Under new management

Paulsen is a man whose passion for the North cannot be doubted. Over the last 10 years, I have met him frequently across the Arctic, from northern Russia to northern Greenland. Unlike many, he cared for the indigenous people. He also cared for children. In 2011, when Russian polar explorer Dmitry Shparo and I failed to raise enough funds for another children’s project, Paulsen stepped in at the last moment to save the day. Without making a big deal of it, he traveled from far away to meet the kids, ate at the worker’s mess, and during one breakfast, said something I’ll always remember: “Just be curious, because curiosity is the most powerful engine that drives progress.”

The first season under the new management was ought to have been smooth and easy. But then something happened. You can call it bad luck if you wish. And it had nothing to do with the weather.

 

An ugly political dispute between Russia and Ukraine, stemming from Russia’s 2014 invasion of Crimea, caused the abrupt cancellation of the 2019 season. Barneo was no longer official Russian territory, but it was still impossible for a Ukrainian AN-74 plane, the only big aircraft suitable for the ice runway, to land at this still quasi-Russian station. A backup plane could not be arranged, and at the last moment, the whole operation was aborted.

Next year, in 2020, Barneo now had its own AN-74 and so was no longer dependent on Russian goodwill. But then the pandemic arrived and scuttled the season overnight. In 2021, Barneo was canceled again for the same reason.

This year, I was supposed to bring a group of New York-based contemporary artists, eager to paint the movement of the ice. They had bought their tickets for the previous season and patiently waited for a year. When this latest cancellation occurred, they were devastated. So were over 350 skiers, divers, runners, scientists, and overnight tourists.

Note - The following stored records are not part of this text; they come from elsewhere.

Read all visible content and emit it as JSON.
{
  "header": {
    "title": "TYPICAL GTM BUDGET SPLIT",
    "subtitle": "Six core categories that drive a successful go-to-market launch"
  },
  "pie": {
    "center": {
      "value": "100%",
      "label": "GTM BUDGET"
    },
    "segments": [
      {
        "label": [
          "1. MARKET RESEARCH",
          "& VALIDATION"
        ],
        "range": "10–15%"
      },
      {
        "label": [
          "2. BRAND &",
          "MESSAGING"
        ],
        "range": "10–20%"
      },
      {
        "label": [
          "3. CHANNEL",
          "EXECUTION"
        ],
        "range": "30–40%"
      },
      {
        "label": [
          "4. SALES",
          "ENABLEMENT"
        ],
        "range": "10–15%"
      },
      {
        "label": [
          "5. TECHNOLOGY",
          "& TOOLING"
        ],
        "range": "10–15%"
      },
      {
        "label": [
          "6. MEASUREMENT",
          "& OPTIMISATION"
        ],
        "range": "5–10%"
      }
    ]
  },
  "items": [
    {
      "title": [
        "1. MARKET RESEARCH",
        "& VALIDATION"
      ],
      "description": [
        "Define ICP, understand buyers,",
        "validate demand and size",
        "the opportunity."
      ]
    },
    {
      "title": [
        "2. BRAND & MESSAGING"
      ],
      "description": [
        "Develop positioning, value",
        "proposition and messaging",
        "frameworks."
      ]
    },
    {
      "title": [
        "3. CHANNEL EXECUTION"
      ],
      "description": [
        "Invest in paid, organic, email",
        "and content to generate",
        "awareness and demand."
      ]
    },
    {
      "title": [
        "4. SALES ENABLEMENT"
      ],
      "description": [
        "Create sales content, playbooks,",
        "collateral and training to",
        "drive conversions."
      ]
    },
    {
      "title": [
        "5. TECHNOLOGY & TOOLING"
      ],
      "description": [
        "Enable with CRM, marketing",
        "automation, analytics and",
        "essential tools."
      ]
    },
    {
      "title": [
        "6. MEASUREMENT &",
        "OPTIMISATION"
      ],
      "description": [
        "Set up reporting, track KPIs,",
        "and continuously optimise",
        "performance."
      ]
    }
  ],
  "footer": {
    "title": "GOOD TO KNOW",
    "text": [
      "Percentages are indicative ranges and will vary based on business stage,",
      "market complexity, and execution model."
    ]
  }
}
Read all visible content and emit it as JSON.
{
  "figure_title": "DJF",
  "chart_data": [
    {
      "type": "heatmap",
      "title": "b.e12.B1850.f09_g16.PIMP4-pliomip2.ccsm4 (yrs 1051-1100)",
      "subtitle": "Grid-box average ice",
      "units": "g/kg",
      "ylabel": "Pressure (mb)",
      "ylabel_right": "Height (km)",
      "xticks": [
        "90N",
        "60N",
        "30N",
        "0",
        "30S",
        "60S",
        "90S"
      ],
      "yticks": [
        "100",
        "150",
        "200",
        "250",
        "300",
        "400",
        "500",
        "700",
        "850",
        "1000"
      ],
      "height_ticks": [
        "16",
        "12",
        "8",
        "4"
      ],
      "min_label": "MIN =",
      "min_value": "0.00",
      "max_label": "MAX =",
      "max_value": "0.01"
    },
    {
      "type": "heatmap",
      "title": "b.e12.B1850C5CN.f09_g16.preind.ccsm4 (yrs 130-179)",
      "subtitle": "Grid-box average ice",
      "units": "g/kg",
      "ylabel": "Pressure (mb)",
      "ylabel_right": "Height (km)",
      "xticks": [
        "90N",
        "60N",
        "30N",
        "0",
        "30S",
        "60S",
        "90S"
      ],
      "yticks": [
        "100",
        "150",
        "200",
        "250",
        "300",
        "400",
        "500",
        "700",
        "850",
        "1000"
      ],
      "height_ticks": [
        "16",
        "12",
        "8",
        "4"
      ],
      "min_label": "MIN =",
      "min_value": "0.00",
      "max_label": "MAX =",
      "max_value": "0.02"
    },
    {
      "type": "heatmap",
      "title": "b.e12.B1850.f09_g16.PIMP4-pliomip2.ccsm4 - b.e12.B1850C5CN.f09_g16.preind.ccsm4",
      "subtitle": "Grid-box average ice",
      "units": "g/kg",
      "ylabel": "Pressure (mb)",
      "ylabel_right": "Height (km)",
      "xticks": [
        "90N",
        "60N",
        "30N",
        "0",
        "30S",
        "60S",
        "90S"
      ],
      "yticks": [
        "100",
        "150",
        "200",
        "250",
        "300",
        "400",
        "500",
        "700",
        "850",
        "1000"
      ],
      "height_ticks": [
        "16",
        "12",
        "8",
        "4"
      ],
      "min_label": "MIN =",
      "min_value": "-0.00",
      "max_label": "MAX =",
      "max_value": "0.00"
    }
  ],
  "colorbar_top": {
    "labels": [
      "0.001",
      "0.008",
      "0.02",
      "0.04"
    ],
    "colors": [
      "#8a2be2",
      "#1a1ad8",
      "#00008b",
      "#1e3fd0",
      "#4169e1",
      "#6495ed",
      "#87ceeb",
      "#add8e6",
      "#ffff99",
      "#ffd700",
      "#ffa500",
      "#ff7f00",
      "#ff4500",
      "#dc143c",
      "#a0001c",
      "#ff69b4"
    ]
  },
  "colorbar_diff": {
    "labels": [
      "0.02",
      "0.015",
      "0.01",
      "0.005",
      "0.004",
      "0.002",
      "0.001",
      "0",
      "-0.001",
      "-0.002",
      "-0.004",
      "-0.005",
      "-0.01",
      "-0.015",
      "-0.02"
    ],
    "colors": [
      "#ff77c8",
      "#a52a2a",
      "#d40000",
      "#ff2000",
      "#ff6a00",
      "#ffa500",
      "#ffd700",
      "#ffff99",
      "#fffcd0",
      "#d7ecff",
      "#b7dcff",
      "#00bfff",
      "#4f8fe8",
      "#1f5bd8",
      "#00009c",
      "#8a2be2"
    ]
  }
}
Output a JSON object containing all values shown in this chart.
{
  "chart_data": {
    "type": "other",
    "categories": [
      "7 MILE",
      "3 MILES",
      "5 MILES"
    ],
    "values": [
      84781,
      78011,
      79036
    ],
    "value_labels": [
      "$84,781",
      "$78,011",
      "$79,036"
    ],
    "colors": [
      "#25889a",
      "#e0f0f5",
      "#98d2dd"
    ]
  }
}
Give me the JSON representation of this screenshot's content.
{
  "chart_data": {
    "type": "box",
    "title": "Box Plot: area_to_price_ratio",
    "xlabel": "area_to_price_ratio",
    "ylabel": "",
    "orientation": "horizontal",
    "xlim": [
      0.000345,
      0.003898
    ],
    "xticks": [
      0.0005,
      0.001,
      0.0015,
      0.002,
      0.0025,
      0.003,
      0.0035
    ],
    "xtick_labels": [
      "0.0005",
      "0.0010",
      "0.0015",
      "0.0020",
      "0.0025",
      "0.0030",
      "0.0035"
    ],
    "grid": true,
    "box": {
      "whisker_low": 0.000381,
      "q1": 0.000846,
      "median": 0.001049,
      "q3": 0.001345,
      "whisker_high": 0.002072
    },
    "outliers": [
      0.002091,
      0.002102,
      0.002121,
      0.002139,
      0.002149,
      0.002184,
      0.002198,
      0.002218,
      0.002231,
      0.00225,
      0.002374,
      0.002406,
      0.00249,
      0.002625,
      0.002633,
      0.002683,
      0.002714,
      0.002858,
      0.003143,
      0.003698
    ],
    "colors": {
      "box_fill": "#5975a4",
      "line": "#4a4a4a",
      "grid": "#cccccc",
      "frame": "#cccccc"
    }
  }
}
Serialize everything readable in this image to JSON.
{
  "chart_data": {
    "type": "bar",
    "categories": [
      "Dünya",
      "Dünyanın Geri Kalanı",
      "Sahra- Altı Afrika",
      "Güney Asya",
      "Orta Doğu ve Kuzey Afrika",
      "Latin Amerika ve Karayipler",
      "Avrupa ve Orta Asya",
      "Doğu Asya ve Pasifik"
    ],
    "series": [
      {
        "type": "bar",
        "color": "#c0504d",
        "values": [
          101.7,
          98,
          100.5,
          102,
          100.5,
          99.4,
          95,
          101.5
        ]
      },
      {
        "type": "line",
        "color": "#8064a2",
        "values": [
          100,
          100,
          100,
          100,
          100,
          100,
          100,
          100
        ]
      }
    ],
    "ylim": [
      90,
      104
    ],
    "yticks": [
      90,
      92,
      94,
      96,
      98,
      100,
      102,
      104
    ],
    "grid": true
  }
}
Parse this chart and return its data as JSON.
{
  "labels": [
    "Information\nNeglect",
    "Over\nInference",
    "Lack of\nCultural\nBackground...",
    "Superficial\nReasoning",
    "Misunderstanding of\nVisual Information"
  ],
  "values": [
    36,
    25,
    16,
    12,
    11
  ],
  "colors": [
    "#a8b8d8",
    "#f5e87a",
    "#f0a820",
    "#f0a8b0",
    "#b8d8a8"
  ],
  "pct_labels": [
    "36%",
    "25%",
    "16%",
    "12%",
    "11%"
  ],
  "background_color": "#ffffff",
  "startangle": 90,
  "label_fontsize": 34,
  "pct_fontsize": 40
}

The Arctic requires patience, but really, how much patience can you expect from people?

Barneo had functioned like clockwork for 18 seasons, but everything has its time. Is Barneo’s time up?

Morrell works her way back to camp during a storm.

 

Barneo’s future

I believe that it will survive. Barneo is much more than just a business operation, more than a luxury floating hotel near the North Pole. It is a dream, like the North Pole itself.

In a children’s picture book that I once wrote about the North Pole, I explained how the North Pole does not really exist. If you think about it, it’s pure illusion, a mathematical abstraction, to be exact. There is no way to stay at the North Pole. Once you reach it, you lose it, and then you have to reach it again. The fact that it is unattainable makes it an eternal fatal attraction.

And the same with Barneo. It lives for only one month a year. Then it ceases to be. It melts, or drifts away, disappears, which makes it also a fine dream, a fairy tale to which all of us wish to belong.

Although Barneo will stay, things may change. There may be other routes to Barneo, via Franz Josef Land, Krasnoyarsk, Khatanga, or Sredny. The last route, actually, had been used for years until 2002, when Longyearbyen was chosen as a stopover since it was more suitable for Europeans, Barneo’s main customers at the time.

But for the increasing number of Asian tourists, the Khatanga route is by far the most convenient. A hotel is being built in Khatanga for the needs of these polar travelers. Khatanga does not rival Longyearbyen yet, but things can change quickly in this fast-changing world.

Visual artist Galya Morrell has lived and traveled in the Arctic for over 30 years. Under the stage name ColdArtist, Galya explores the limits of the body and the possibilities of the mind, working in a rare genre of visual synthetic performance on the drifting sea ice. Together with Greenlandic polar explorer and actor, Ole Jorgen Hammeken, Galya has founded many cultural initiatives focused on the circumpolar regions.